President Joseph Kabila has flown to the Democratic Republic of Congo's second city, Lubumbashi, after reports of an armed uprising in the area.
Joseph Kabila succeeded his father in 2001
Some 109 people, including soldiers, have been arrested in recent days.
Officials talk of an "aborted insurrection attempt", while there are reports of a secessionist uprising in the resource-rich Katanga province.
Katanga's leaders failed in their attempt to secede in the 1960s, after a three-year war.
A presidential aide told the BBC that Mr Kabila had gone to Lubumbashi accompanied by the defence minister to reaffirm his authority in the town.
His father Laurent Kabila came from Katanga.
Gregoire Molamba, of the Katanga-based Centre for Human Rights, said that there had been arrests in Kinshasa, Kananga, Mbuji Mayi and Lubumbashi in the past few days, with some being questioned by the intelligence services in Lubumbashi.
Acting Katanga governor Nkunda Milandou told the BBC that the people arrested are being questioned over their participation in a network whose aim was to destabilize the Congolese institutions.

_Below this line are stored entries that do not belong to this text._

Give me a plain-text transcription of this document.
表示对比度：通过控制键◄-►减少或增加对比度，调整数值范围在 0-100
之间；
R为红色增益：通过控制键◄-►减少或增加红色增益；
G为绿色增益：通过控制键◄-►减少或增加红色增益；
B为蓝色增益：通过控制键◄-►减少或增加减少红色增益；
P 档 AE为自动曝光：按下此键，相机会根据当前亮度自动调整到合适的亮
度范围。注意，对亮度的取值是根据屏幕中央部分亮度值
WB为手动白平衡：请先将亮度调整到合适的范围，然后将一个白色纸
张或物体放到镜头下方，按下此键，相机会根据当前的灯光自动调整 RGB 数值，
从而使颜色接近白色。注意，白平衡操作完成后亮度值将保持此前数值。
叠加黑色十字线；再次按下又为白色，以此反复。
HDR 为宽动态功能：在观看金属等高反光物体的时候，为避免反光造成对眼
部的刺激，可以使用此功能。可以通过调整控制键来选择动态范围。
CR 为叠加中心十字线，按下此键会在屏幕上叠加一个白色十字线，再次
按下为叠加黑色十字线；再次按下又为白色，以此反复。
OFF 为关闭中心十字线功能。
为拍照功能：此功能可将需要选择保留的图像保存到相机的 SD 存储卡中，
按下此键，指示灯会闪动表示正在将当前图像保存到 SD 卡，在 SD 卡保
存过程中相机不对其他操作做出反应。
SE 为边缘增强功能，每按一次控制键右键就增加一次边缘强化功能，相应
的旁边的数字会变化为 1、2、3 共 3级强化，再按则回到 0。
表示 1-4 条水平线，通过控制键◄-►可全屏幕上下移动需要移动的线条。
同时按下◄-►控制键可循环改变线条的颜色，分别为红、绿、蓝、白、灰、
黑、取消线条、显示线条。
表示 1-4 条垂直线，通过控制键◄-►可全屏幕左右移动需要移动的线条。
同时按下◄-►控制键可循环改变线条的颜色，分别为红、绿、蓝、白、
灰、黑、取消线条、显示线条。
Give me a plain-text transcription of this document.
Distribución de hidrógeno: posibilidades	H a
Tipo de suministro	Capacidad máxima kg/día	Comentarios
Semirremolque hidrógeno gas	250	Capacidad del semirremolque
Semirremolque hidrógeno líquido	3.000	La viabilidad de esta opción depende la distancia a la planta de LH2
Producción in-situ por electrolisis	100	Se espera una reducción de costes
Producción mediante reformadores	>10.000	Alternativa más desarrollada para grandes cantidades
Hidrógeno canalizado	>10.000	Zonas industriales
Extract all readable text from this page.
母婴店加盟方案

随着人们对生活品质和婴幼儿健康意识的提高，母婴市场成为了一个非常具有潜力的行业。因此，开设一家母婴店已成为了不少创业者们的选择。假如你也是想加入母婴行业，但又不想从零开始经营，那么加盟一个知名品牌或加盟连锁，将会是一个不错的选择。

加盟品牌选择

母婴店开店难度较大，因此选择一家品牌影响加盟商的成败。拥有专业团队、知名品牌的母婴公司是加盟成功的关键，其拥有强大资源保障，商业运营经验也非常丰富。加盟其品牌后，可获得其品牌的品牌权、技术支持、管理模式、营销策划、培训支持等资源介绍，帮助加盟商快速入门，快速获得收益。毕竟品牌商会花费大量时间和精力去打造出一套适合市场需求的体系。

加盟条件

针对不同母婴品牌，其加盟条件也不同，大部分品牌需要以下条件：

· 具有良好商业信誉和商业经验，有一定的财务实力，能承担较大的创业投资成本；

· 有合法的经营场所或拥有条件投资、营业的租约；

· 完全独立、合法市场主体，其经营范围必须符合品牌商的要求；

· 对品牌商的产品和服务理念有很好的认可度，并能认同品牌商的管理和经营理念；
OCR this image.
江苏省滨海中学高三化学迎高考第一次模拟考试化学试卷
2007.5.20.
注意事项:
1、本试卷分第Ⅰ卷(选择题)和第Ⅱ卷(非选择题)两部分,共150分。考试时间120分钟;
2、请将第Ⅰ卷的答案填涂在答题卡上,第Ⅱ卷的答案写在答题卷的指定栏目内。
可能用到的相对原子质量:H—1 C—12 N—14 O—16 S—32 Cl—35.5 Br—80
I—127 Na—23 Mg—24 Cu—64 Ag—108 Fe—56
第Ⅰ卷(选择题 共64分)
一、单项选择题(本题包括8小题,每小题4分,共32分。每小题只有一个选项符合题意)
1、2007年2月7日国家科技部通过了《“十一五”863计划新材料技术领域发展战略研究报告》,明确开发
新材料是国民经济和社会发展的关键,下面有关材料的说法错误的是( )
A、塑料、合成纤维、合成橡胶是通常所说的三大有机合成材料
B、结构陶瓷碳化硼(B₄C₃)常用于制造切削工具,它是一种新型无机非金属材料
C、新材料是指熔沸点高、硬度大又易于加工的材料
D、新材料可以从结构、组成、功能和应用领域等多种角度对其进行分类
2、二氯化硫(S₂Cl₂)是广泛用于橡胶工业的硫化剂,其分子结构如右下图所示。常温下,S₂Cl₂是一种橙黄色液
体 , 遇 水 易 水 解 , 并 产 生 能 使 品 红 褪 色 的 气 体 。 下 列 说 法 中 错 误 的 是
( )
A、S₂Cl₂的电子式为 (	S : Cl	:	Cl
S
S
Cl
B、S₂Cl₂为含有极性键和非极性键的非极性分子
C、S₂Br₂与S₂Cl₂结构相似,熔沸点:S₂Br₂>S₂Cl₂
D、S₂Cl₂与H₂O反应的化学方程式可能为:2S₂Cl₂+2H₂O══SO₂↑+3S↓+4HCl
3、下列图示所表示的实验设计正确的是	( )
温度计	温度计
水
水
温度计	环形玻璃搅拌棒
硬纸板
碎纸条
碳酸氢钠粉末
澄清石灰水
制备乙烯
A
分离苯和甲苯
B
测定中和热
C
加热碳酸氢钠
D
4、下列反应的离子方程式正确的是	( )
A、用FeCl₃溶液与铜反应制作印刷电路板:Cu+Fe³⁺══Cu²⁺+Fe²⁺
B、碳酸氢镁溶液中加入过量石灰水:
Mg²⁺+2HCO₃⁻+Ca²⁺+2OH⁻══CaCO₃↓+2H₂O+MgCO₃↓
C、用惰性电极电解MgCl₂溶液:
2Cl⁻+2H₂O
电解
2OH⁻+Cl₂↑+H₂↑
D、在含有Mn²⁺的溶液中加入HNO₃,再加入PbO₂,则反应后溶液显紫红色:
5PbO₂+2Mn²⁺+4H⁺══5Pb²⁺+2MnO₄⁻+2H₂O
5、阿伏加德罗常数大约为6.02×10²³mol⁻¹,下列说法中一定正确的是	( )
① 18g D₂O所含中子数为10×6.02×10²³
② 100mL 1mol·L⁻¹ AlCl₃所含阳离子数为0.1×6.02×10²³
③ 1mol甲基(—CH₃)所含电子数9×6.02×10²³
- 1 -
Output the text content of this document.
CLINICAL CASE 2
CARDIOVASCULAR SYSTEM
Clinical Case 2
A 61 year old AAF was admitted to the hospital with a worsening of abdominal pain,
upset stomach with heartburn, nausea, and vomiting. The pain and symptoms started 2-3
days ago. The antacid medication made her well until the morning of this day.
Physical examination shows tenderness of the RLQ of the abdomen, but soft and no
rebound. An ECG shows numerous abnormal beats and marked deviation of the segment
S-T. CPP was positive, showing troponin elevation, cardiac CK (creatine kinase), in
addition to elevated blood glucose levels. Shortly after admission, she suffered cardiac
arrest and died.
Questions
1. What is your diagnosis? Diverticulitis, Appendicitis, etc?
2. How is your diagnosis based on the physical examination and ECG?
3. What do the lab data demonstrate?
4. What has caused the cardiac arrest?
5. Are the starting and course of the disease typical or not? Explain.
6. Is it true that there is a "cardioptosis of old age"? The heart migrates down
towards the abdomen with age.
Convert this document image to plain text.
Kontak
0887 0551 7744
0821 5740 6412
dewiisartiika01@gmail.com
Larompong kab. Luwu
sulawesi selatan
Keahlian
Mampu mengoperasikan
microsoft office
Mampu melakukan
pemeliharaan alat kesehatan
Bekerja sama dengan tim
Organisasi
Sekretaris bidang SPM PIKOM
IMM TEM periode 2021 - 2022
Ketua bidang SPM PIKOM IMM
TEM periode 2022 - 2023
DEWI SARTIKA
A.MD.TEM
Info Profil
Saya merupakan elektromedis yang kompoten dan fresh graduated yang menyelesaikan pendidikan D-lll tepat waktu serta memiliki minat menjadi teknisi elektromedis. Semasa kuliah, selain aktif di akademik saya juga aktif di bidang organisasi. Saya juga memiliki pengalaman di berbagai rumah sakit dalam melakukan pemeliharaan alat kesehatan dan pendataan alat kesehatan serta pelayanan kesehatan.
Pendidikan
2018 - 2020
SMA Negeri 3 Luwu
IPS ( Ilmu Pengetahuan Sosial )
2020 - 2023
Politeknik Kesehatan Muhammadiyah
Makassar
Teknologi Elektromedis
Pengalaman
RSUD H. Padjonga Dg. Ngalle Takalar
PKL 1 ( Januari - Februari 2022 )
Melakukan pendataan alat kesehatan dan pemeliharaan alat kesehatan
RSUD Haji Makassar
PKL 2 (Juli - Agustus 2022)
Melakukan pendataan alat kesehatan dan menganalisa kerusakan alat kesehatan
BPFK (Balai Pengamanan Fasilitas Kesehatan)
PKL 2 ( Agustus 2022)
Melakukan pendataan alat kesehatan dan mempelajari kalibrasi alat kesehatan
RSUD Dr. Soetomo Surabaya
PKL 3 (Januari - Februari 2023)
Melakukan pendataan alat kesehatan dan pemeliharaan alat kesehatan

But he has refused to give details.
Among those arrested are Andre Tshombe, the leader of a local political party who is also a relative and admirer of former Congolese prime minister Moise Tshombe, the leader of Katanga's 1960s secessionists.
Sources say that the vast majority of those arrested are from ethnic groups from the south of Katanga.
With its vast deposits of copper and cobalt, Katanga is DR Congo's richest province.